Con este libro cerraré el ciclo, será una pentalogía. El primer libro, ‘Jardinsofía’, fue una historia cultural de los jardines y del jardín como utopía, como metáfora visual de una buena vida. El segundo fue un libro de filosofía natural, ‘Verdolatría: la naturaleza nos enseña a ser humanos’, que intentaba responder a grandes cuestiones de la filosofía desde el punto de vista de las plantas, los bosques y los huertos. El tercero, ‘Aprendívoros: cómo cultivar la curiosidad’, iba sobre la educación y el arte de cultivar personas. De estos tres libros, uno es más de historia, el otro de filosofía y el otro mezcla lo narrativo con poemas, pero también es muy vivencial. Yo he sido más de 30 años un profesor muy vocacional, con mucha dedicación y muy apasionado por la educación, y creo que realmente es en las aulas donde se gesta el futuro de los países.

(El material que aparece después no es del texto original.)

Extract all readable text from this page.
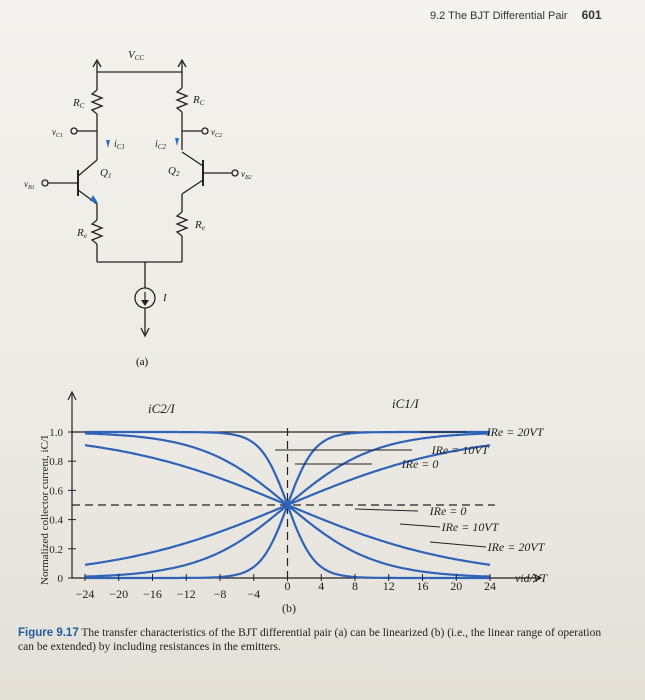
9.2 The BJT Differential Pair 601
VCC
RC	RC
$v_{C1}$	$v_{C2}$
$i_{C1}$	$i_{C2}$
Q1	Q2
$v_{B1}$
$v_{B2}$
Re
Re
I
(a)
−24 −20 −16 −12 −8 −4
0 4 8 12 16 20 24
0
0.2
0.4
0.6
0.8
1.0
Normalized collector current, iC/I	vid/VT
iC2/I	iC1/I
IRe = 20VT
IRe = 10VT
IRe = 0
IRe = 0
IRe = 10VT
IRe = 20VT
(b)
Figure 9.17 The transfer characteristics of the BJT differential pair (a) can be linearized (b) (i.e., the linear range of operation can be extended) by including resistances in the emitters.
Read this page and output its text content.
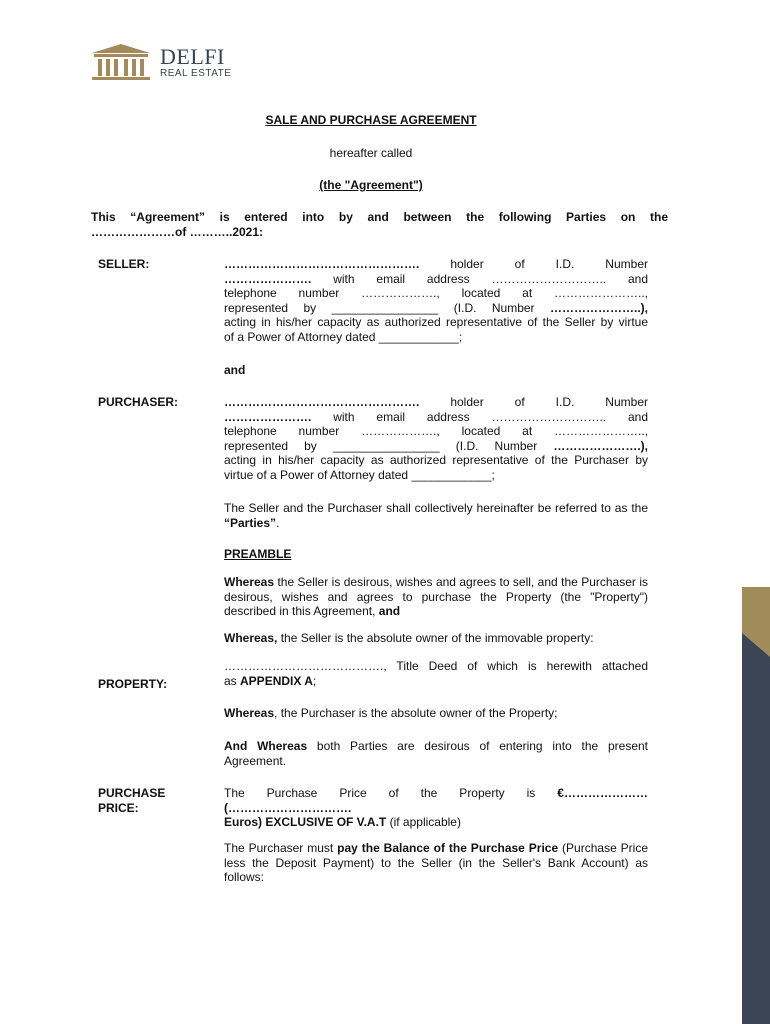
DELFI
REAL ESTATE
SALE AND PURCHASE AGREEMENT
hereafter called
(the "Agreement")
This “Agreement” is entered into by and between the following Parties on the
…………………of ………..2021:
SELLER:	………………………………………….	holder of I.D. Number
…………………. with email address ……………………….. and
telephone number ………………., located at …………………..,
represented by ________________ (I.D. Number …………………..),
acting in his/her capacity as authorized representative of the Seller by virtue
of a Power of Attorney dated ____________;
and
PURCHASER:	………………………………………….	holder of I.D. Number
…………………. with email address ……………………….. and
telephone number ………………., located at …………………..,
represented by ________________ (I.D. Number ………………….),
acting in his/her capacity as authorized representative of the Purchaser by
virtue of a Power of Attorney dated ____________;
The Seller and the Purchaser shall collectively hereinafter be referred to as the “Parties”.
PREAMBLE
Whereas the Seller is desirous, wishes and agrees to sell, and the Purchaser is desirous, wishes and agrees to purchase the Property (the "Property") described in this Agreement, and
Whereas, the Seller is the absolute owner of the immovable property:
PROPERTY:
…………………………………., Title Deed of which is herewith attached
as APPENDIX A;
Whereas, the Purchaser is the absolute owner of the Property;
And Whereas both Parties are desirous of entering into the present Agreement.
PURCHASE
PRICE:
The Purchase Price of the Property is €…………………
(………………………….
Euros) EXCLUSIVE OF V.A.T (if applicable)
The Purchaser must pay the Balance of the Purchase Price (Purchase Price less the Deposit Payment) to the Seller (in the Seller's Bank Account) as follows:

El cuarto, ‘Un trozo de tierra’, del que aún estoy haciendo la promoción, es una narración de narraciones. Y este último, que también llevará un neologismo en su portada, es un intento de explorar otro género. Es un un libro que entronca con una tradición muy antigua, que viene desde la Edad Media y el Renacimiento, pero no es exactamente un libro de filosofía, ni es exactamente un libro de narrativa, ni es exactamente un libro de poesía, ni es exactamente un libro de pensamiento o de literatura, pero es todo esto al mismo tiempo. Con esto ya daré por cerrado este ciclo y seguiré con mis obsesiones y mis preocupaciones.

Para terminar, es usted doctor en Filosofía, escritor, antropólogo, profesor de instituto, experto en paisajismo y jardines... si Santiago Beruete tuviera que definir a Santiago Beruete, ¿cómo lo haría?

Yo diría que soy un jardinero de la palabra. He tenido otra etapa como escritor, como narrador, como poeta. Pero me redescubrí. He sido un aficionado a la jardinería, a la horticultura, toda mi vida, desde niño. Me crié con mi abuela, que me enseñó, de su mano aprendí este oficio. En un momento dado, el jardín me salvó de mí mismo, de mis propios demonios. Y ahí empecé a escribir este tipo de libros que me han traído hasta aquí.

Yo creo un poco en una escritura muy vinculada a la tierra, pero también vivencial. Es decir, no soy un teórico, soy una persona que cultiva. El otro día le ponía una dedicatoria a una chica que decía: “que se te pegue este libro a las manos como el barro a la de los jardineros”. Esta es un poco la idea, una escritura que es emocional, que es vivencial, que es intensa, pero que tiene también algo de vivido. Es una filosofía a ras de suelo, una filosofía implicada, encarnada.